INport has the convenience factor going for it, along with good performance, a nice price, and a good set of bundled apps. If you want to rip your wax stacks to your laptop, and are looking for a clean pipe to run the signal through, the INport will do a good, but not great job.
We really like not needing a separate power supply, and the stupid-simple basic installation was another nice touch. There were a few annoyances with the bundled apps, but the two also have some very handy features that make them more of a help than a hindrance to the audio capture process.
The other thing INport lets you do is use your laptop as a highly portable digital tape-deck that writes out wave files directly to your hard-drive.
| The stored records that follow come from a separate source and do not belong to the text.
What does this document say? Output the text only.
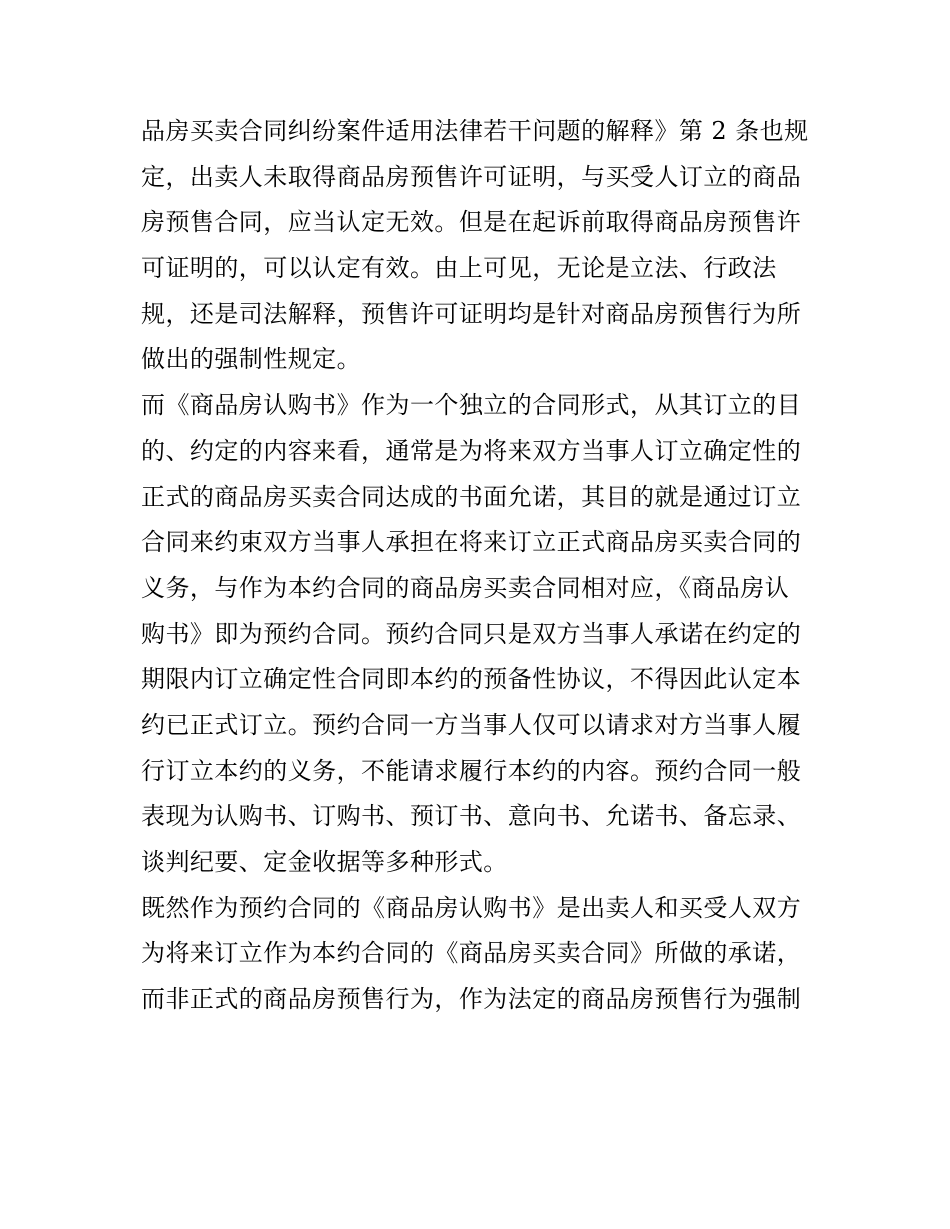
品房买卖合同纠纷案件适用法律若干问题的解释》第 2 条也规
定，出卖人未取得商品房预售许可证明，与买受人订立的商品
房预售合同，应当认定无效。但是在起诉前取得商品房预售许
可证明的，可以认定有效。由上可见，无论是立法、行政法
规，还是司法解释，预售许可证明均是针对商品房预售行为所
做出的强制性规定。
而《商品房认购书》作为一个独立的合同形式，从其订立的目
的、约定的内容来看，通常是为将来双方当事人订立确定性的
正式的商品房买卖合同达成的书面允诺，其目的就是通过订立
合同来约束双方当事人承担在将来订立正式商品房买卖合同的
义务，与作为本约合同的商品房买卖合同相对应，《商品房认
购书》即为预约合同。预约合同只是双方当事人承诺在约定的
期限内订立确定性合同即本约的预备性协议，不得因此认定本
约已正式订立。预约合同一方当事人仅可以请求对方当事人履
行订立本约的义务，不能请求履行本约的内容。预约合同一般
表现为认购书、订购书、预订书、意向书、允诺书、备忘录、
谈判纪要、定金收据等多种形式。
既然作为预约合同的《商品房认购书》是出卖人和买受人双方
为将来订立作为本约合同的《商品房买卖合同》所做的承诺，
而非正式的商品房预售行为，作为法定的商品房预售行为强制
And while the line-input’s audio quality isn’t professional, or even prosumer level, it’s still good enough for most consumer applications.
INport does work as advertised, but if you’re looking for a more pro-level USB audio device, we’d suggest waiting to see the verdict on Echo Audio’s upcoming Indigo IO, a 2-in/2-out 96KHz/24-bit PC Card audio solution that will be shipping in a few short weeks.
If you can’t wait, consider either Creative’s Sound Blaster Extigy, which delivers cleaner sound quality, multichannel output, Dolby Digital decode and MIDI in/out ports as well.
Low price, good bundled apps, and a frickin’ huge shielded patch cable
Bundled apps missing MP3/WMA encoder engines; no wave editor in the box; audio signal quality is good, but not great
A good consumer-level audio interface that makes ripping LPs and cassettes a fairly painless process.